Einige Technologien, die in Großbritannien bereits weit verbreitet sind, haben Besorgnis über die bürgerlichen Freiheiten geweckt. FaceWatch mit Sitz in London verkauft Sicherheitssysteme, die das Ladenpersonal auf das Vorhandensein eines „Interessierten“ aufmerksam machen – typischerweise jemand, der sich asozial verhalten hat oder schon einmal beim Ladendiebstahl erwischt wurde. Es begann als ein System zum Aufspüren von Taschendieben in Gordons Weinbar im Zentrum von London, deren Besitzer Simon Gordon, Gründer von FaceWatch, ist.

Kameras scannen das Gesicht von jedem, der ein Gebäude betritt, und vergleichen es mit einer Datenbank von Personen, die für eine besondere Überprüfung markiert sind.

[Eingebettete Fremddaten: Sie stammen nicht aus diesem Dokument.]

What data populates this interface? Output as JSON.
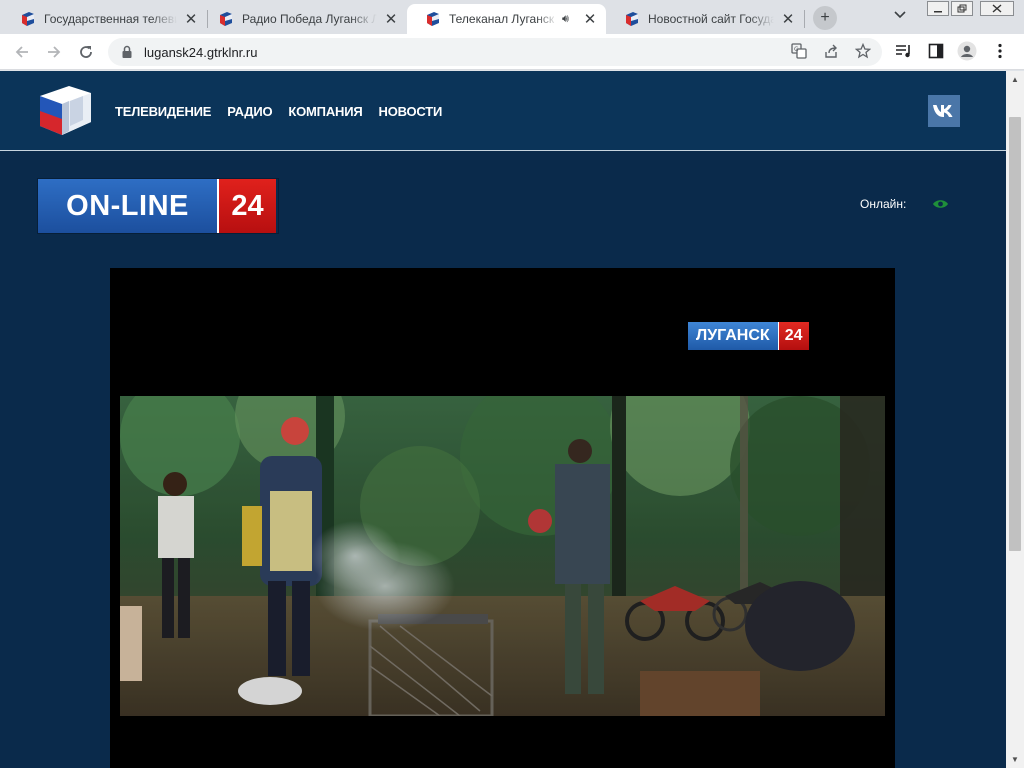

Allerdings hat Wachter Bedenken hinsichtlich der Aussichten, dass diese Technologie weiter verbreitet wird. „Die Forschung hat gezeigt, dass Gesichtserkennungssoftware bei Farbigen und Frauen weniger genau ist.“ Sie weist auch auf die Möglichkeit hin, dass bestehende menschliche Vorurteile in vermeintlich neutraler Technologie fest verdrahtet sind. „Wie können Sie darauf vertrauen, dass sie genau auf der Beobachtungsliste gelandet sind? Es gibt Voreingenommenheit bei der selektiven Polizeiarbeit und im Justizsystem.“

Auch ist in vielen Fällen nicht klar, wem solche Systeme gegenüber rechenschaftspflichtig sind und wie Einzelpersonen ihre Urteile anfechten können. „Was ist, wenn ich zu Unrecht beschuldigt wurde oder der Algorithmus mich fälschlicherweise mit jemand anderem abgeglichen hat?“ fragt Banerjee. “Es ist eine private Justiz, bei der Sie keine Möglichkeit haben, das zu korrigieren.”

FaceWatch sagte, dass es die Gesichtsdaten nicht an die Polizei weitergibt, obwohl diese darauf zugreifen können, wenn eine Straftat gemeldet wird. Das Unternehmen sagte, es minimiert das Risiko einer Fehlidentifizierung, indem es sicherstellt, dass die Kameras in gutem Licht positioniert sind, um die Genauigkeit zu erhöhen, wobei alle Grenzfälle an einen manuellen Checker verwiesen werden. Personen auf der Watchlist können die Entscheidung anfechten.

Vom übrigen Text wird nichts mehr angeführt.